*San POV
Sejak Layla menemui ku di fasilitas itu, aku tahu ada sesuatu yang salah pada ingatanku. Tidak seperti aku sudah melupakannya. Kenangan tentang Layla tidak menjadi samar di benakku. Tidak seperti aku yang masih merasa ini bukan kali pertama berada di Solaris. Tidak ada perasaan dejavu ataupun rasa bersalah. Seakan semua yang dilewati Layla bersamaku enam tahun lalu, aku tidak pernah mengalaminya.
Hal terakhir yang kuingat adalah desa itu. Dengan penduduk yang begitu ramah sampai pada titik tidak wajar. Mereka memperlakukanku yang seorang anak kecil seperti seorang Dewa. Namun ingatan itu tidak tuntas. Hidupku seakan melompat jauh ke masa depan dengan lingkungan baru yang benar-benar asing. Tidak seperti semua tempat yang berakhir buruk setelah aku mulai merasa nyaman, setelah aku mulai berpikir bahwa tempat itu adalah rumahku. Desa itu perlahan memudar dalam ingatanku. Aku tak bisa lagi melihat wajah dan bagaimana bentuk tempat itu dalam benakku. Mustahil untuk pergi ke sana dengan teleportasi. Jika saja ingatan itu tidak terputus, mungkin aku akan kembali ke sana. Mungkin aku juga bisa mengetahui tentang kekuatan ini lebih banyak. Aku ingat mereka selalu membahas tentang takdir. Meski aku tidak benar-benar memahami apa yang mereka katakan.
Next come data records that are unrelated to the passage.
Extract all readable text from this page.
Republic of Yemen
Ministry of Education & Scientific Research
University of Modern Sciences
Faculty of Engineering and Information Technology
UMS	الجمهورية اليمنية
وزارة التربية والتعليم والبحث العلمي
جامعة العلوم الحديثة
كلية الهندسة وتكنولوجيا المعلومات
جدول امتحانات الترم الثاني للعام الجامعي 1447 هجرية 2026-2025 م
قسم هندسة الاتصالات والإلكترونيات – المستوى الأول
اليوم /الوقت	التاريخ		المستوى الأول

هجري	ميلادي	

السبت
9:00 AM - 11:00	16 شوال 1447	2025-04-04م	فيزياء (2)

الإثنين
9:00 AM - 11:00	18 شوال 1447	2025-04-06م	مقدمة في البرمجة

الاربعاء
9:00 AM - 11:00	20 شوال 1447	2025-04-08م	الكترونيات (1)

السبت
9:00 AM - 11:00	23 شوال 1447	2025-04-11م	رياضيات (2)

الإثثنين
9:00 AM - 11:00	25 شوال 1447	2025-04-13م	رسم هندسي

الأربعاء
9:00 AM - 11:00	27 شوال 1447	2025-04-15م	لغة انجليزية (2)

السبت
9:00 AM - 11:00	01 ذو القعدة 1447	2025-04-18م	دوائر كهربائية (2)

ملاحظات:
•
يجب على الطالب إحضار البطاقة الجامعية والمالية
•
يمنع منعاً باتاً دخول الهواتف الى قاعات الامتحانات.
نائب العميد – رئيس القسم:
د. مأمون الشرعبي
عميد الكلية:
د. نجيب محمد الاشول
Hanya satu hal yang membuatku khawatir sekarang. Aku tak ingin Calmora berakhir seperti panti asuhan dan fasilitas penelitian. Aku tak ingin tempat ini juga lenyap seperti itu. Meskipun Calmora memiliki sihir pelindung, serta keberadaan Seon yang aku yakin cukup berpengalaman untuk mengatasi berbagai masalah besar. Tapi, aku tak ingin mengambil risiko.
Mungkin aku memang harus pergi suatu hari nanti. Aku tak boleh menjadikan Calmora sebagai rumah.
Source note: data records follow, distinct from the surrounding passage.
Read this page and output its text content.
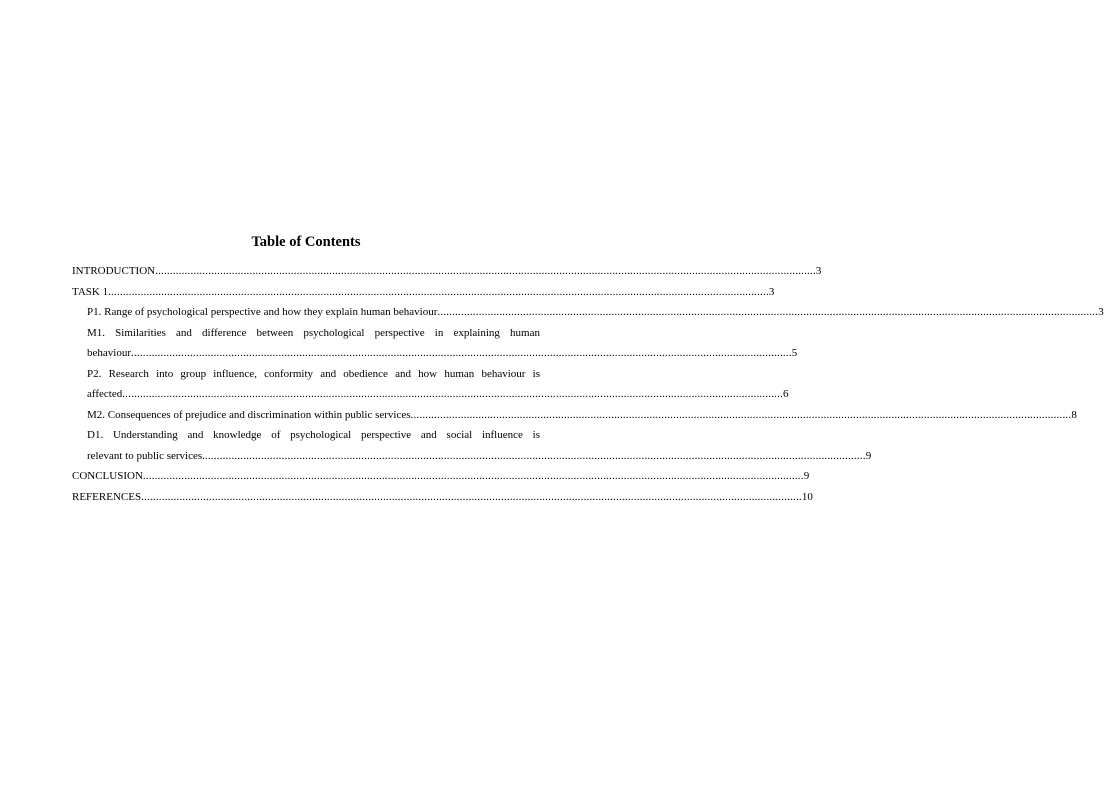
Table of Contents
INTRODUCTION ................................................................................................................................................................................................................................ 3
TASK 1 ................................................................................................................................................................................................................................ 3
P1. Range of psychological perspective and how they explain human behaviour ................................................................................................................................................................................................................................ 3
M1. Similarities and difference between psychological perspective in explaining human
behaviour ................................................................................................................................................................................................................................ 5
P2. Research into group influence, conformity and obedience and how human behaviour is
affected ................................................................................................................................................................................................................................ 6
M2. Consequences of prejudice and discrimination within public services ................................................................................................................................................................................................................................ 8
D1. Understanding and knowledge of psychological perspective and social influence is
relevant to public services. ................................................................................................................................................................................................................................ 9
CONCLUSION ................................................................................................................................................................................................................................ 9
REFERENCES ................................................................................................................................................................................................................................ 10
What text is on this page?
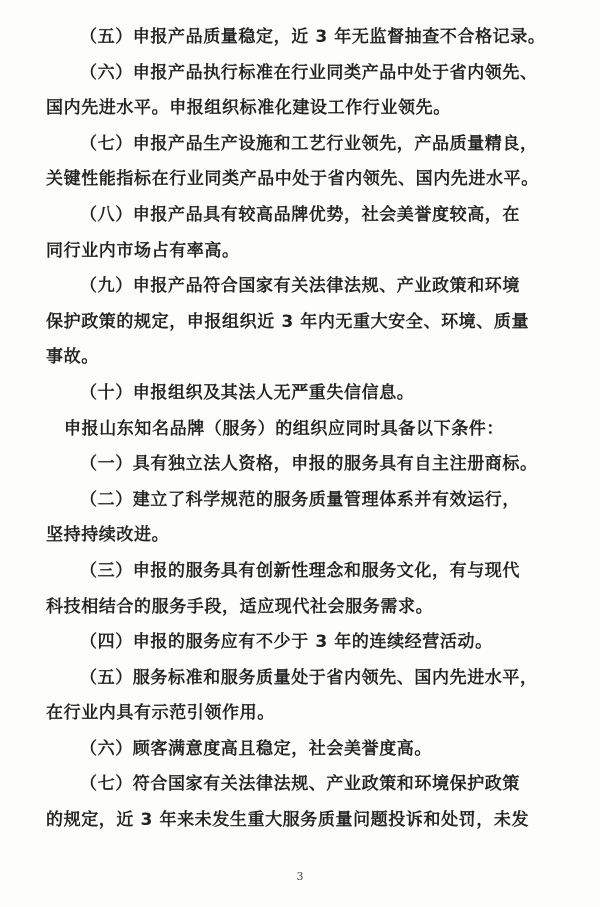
（五）申报产品质量稳定，近 3 年无监督抽查不合格记录。
（六）申报产品执行标准在行业同类产品中处于省内领先、
国内先进水平。申报组织标准化建设工作行业领先。
（七）申报产品生产设施和工艺行业领先，产品质量精良，
关键性能指标在行业同类产品中处于省内领先、国内先进水平。
（八）申报产品具有较高品牌优势，社会美誉度较高，在
同行业内市场占有率高。
（九）申报产品符合国家有关法律法规、产业政策和环境
保护政策的规定，申报组织近 3 年内无重大安全、环境、质量
事故。
（十）申报组织及其法人无严重失信信息。
申报山东知名品牌（服务）的组织应同时具备以下条件：
（一）具有独立法人资格，申报的服务具有自主注册商标。
（二）建立了科学规范的服务质量管理体系并有效运行，
坚持持续改进。
（三）申报的服务具有创新性理念和服务文化，有与现代
科技相结合的服务手段，适应现代社会服务需求。
（四）申报的服务应有不少于 3 年的连续经营活动。
（五）服务标准和服务质量处于省内领先、国内先进水平，
在行业内具有示范引领作用。
（六）顾客满意度高且稳定，社会美誉度高。
（七）符合国家有关法律法规、产业政策和环境保护政策
的规定，近 3 年来未发生重大服务质量问题投诉和处罚，未发

3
Hujan semakin deras di luar. Aku duduk bersandar di tepi ranjang. Menatap bilah pedang yang kuambil dari gudang senjata. Setengah jam sudah berlalu sejak Layla pergi. Selagi derai hujan terus mengisi kekosongan, pikiranku juga berkecamuk. Memikirkan apakah ada cara agar kali ini bisa berakhir berbeda. Aku tahu tempat ini dalam bahaya jika aku terus berada di sini, tapi kemana aku harus pergi? Apa yang harus kulakukan?
"Kenapa kau disini?" Tanya suara seorang wanita yang langsung bergema di kepalaku.
Aku tidak melihat kedatangannya. Dia sudah berdiri di pintu tenda. Menatapku dengan wajah takut. Rambut coklat ikalnya tergerai sepanjang bahu. Kulitnya sedikit gelap. Wajahnya bulat dengan mata berwarna hijau gelap. Dia memakai jaket coklat tipis di atas kaos hijau gelap.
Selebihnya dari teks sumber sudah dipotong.